Is The Internet Making Us All Crazy Or Just Me?

The other day an old friend popped up on me via instant messenger. We had lost touch in the way that you do, and hadn’t talked in years. We spent an hour or so chatting and catching up — She lives out west now! She has an adorable daughter! Work is good! Etc. — and then went back to doing whatever we were doing before, which in my case was searching for bear videos and wondering how long it was going to be before I could take a drink without feeling kind of shifty about it.

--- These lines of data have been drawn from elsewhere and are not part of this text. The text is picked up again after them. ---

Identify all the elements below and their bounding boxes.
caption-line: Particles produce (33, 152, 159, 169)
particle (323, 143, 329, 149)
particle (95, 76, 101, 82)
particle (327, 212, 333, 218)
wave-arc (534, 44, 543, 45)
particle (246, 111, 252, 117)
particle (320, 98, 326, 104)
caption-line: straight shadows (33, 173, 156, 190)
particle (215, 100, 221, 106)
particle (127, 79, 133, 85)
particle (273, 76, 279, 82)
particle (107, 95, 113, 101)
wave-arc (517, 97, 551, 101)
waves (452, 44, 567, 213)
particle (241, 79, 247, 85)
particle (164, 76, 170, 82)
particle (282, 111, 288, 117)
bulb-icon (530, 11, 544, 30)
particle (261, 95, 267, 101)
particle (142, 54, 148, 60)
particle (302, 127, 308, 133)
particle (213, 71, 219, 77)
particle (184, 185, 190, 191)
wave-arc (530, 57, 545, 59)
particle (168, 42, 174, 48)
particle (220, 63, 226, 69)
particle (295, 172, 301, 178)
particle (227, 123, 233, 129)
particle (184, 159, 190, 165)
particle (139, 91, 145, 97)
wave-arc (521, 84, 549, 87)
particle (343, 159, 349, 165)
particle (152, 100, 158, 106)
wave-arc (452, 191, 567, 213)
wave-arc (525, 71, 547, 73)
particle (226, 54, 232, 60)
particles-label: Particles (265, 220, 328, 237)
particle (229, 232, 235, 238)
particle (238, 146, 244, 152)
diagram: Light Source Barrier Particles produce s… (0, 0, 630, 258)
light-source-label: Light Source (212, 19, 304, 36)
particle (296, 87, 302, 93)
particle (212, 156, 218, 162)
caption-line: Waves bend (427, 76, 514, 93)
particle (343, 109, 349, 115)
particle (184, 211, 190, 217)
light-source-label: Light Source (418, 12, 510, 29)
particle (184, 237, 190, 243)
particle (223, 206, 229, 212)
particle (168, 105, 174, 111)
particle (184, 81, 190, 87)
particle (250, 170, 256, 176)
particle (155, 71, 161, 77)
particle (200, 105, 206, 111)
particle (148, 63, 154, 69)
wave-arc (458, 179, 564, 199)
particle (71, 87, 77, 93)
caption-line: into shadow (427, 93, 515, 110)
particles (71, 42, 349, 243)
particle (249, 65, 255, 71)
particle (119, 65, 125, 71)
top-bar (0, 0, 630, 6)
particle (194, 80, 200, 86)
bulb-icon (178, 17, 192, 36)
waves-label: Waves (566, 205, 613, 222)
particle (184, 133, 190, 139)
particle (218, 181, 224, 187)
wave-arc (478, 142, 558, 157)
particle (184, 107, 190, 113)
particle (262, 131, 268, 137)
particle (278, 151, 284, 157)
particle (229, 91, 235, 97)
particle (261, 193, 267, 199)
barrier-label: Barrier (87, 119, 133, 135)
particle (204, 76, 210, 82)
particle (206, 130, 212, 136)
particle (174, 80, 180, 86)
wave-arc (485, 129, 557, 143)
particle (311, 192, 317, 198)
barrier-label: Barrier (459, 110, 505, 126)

Anyway, here’s the thing: when I was remembering the conversation several hours later, something very strange happened. Well, not “strange,” exactly, because it’s something that has been occurring to me more frequently of late, and I’m not sure what it means. In my recollection of the chat, my friend and I were in a completely different physical space altogether. I mean, I was at my desk the entire time when we were “speaking,” but in my mind the whole thing took place somewhere else, somewhere amorphous and unconnected to any physical location.

I don’t know if I’m explaining this clearly enough, but I seem to be experiencing some sort of disassociation with the terrestrial when I think about these conversations. If I talk to someone on the phone, when I think back on it a few hours afterward I can see myself pacing around the room, head cocked against my shoulder. With an IM chat — depending on who I’m talking to or what the subject is — my sensory perceptions place me in a different, utterly ethereal zone. (The effect is even more pronounced if the conversation occurs with those to whom I speak less frequently or know to be “far away.”)

This is not obviously something completely exclusive to the Internet. We’ve all had the experience of stepping out of a car and suddenly realizing, “Wait, I just drove all the way home and have no memory of doing it.” But there’s a very different feeling to this one; it’s almost as if my brain is creating my own avatar and putting it in a space which lacks the constraints of time or much physical detail. I’m mentally talking to someone else in a vague and undefined area while I am physically “talking” to someone through a screen and keyboard.

There are all sorts of discussions about whether or not the Internet is “rewiring” our brains. I’m pretty sure there’s at least something to the idea — God knows it’s a struggle for me to read printed text in a linear fashion anymore without jumping to the laptop to investigate related information — but this IM phenomenon is throwing me a bit. Is this happening to everyone, or is it just another sign of my impending mental disintegration? Because I could totally see a case for that argument too.